Heroku for Data

Automate Tweets with Heroku
R
Python
Heroku
Author

Meyappan Subbaiah

Published

March 14, 2019

Over the past few months, I’ve found myself relying on Heroku a lot! My two use cases for Heroku are (1) Twitter bot posting about SEC basketball using ncaahoopR and (2) scraping both NCAA baseball and basketball data for use in a few different projects.

If you find yourself running repetitive processes, I highly recommend using Heroku! I’ll walk through both my projects and some useful tips I’ve learnt.

Set-up Heroku

Obviously, if you don’t already have an account with Herkou set one up. It’s free. It’s also helpful to have their CLI set up, the [instructions](https://devcenter.heroku.com/articles/heroku-cli) on their website are pretty straight forward to get you started.

Whatever you push to your git repo is what will also be pushed to heroku after committing to git. But first let’s figure out how to get our app started. You don’t necessarily need to host apps on Heroku but can use it similar to a cron service if you’d like.

A note Heroku is an ephemeral system. What this means is the files you create/scrape will not last long on the server. What you can do in this instance is save to Dropbox/Drive/S3 whatever service you like.

heroku login


First Steps
Before creating the application, we need to ensure that the following

Setting up ENV variables
If you plan to set up a Twitter bot or scrape data and save to an external drive (like Dropbox). You’ll definitely need to use an API. These API’s will give you tokens. Naturally, there is concern to save these publicly in a git repo. Heroku provides an easily solution to avoid this. They have config vars, essentially environment variables.

These can be set up via the command line or the GUI interface. For instructions, again heroku does a great job.

These variables can then be accessed via either R or Python scripts. Just use os.environ['ENV'] or Sys.getenv('ENV'), for python and R respectively.

Initial Setup
Heroku relies on build-packs to provide the capability to compile different programming languages.
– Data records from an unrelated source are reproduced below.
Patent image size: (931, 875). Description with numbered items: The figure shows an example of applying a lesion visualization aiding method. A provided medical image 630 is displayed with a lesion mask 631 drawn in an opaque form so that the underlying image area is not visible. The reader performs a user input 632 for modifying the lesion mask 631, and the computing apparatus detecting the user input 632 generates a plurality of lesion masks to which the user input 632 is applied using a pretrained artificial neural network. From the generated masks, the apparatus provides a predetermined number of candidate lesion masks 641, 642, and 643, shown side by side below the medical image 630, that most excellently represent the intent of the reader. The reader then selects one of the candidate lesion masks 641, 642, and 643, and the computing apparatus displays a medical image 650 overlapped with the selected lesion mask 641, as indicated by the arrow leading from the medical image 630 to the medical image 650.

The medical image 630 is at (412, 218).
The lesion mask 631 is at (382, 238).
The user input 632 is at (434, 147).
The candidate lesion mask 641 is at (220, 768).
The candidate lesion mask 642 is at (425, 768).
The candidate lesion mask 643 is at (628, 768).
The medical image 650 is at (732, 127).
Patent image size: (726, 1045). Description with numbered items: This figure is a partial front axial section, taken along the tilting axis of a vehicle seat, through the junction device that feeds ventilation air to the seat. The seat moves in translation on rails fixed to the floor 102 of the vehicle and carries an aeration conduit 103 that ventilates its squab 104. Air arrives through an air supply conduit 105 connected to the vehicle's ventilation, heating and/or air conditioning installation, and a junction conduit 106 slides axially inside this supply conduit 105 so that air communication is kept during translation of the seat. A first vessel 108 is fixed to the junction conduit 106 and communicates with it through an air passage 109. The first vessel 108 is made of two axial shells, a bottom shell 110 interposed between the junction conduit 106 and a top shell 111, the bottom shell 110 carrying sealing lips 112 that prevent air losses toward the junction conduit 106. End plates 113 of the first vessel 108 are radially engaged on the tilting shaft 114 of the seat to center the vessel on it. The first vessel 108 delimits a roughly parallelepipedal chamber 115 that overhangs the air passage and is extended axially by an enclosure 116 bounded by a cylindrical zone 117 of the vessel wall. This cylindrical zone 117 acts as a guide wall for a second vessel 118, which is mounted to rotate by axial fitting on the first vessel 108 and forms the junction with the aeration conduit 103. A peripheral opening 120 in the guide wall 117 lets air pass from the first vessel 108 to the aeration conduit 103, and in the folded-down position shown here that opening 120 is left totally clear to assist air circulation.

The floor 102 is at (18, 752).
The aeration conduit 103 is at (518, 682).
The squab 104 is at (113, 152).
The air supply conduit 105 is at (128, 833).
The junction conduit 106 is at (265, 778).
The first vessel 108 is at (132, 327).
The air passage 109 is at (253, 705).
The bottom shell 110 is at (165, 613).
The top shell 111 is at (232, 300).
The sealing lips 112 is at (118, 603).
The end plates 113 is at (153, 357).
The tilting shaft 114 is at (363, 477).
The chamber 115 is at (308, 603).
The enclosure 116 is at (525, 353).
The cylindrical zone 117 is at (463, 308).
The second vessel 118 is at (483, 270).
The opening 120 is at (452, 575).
The R build-pack is made for a specific stack heroku-16. The following steps are required to get R setup and running.


R

heroku create
heroku stack:set 'heroku-16'
heroku buildpacks:set https://github.com/virtualstaticvoid/heroku-buildpack-r.git#heroku-16

Python
You don’t really need to do much in terms of setting a stack or build-pack for Python. Heroku handled them on its own, was able to identify python based on scripts.

heroku create


Required Files

PYTHON
If you are using Python, expect to include a requirements.txt file and a runtime.txt file. If the runtime.txt file is missing, Heroku will default to Python 3. If you intend to use Python 2, specify a runtime.txt file.

R
For R, an init.R file is necessary with details of the packages you will be using. A quick snapshot of my init.R file looks like this:

my_packages <- c("dplyr","ggplot2","rtweet","lubridate",'rvest','tidyr','devtools')
install_if_missing <- function(p) {
  if(p %in% rownames(installed.packages())==FALSE){
    install.packages(p)}
}

invisible(sapply(my_packages, install_if_missing))

dev_packages <- c("lbenz730/ncaahoopR","jflancer/bigballR")

dev_install <- function(p){
  devtools::install_github(p)
}

invisible(sapply(dev_packages,dev_install))


I’m installing packages from both CRAN as well as github.


Build APP
Once you are done setting all of this up, run this command to get your files up to heroku.

git push heroku master


At this point, it will start building up your app. Note there are some free limits in terms of size and usage.

Heroku Scheduler
Here is the magic of getting scripts to run periodically. Heroku has various different add-ons, one of which is Heroku Scheduler.

Once you add the Scheduler. You go ahead and click on it and provide a bash command to run whatever script you would like.
R

Rscript app/script.R

Python

python app/script.py


Then select the frequency in which these should be run in the drop-down and you should be set. For further details on heroku scheduler, see this link

Note: to set up Heroku add-on’s you have to provide cc info. However, they also provide estimates of costs. In my experience small daily tasks (like tweeting or grabbing data) have not run up a bill in the last 3-6 months that I have been using the service.

R and Python Set-up
I used R, to build a Twitter Bot, focusing on SEC basketball. Maybe next year the content will be more rich. For this year, it was just game information and the WP charts that were automated. All other content was hand curated.

R + Twitter Bot Repo
Python + NCAA Baseball Data

As you can see nothing has really changed in the code except for maybe the paths. In all honestly the paths I could use something like os.join, for python, and something similar in R to avoid the whole app directory situation. Heroku put’s all of the code in your repo under the app folder of the dyno.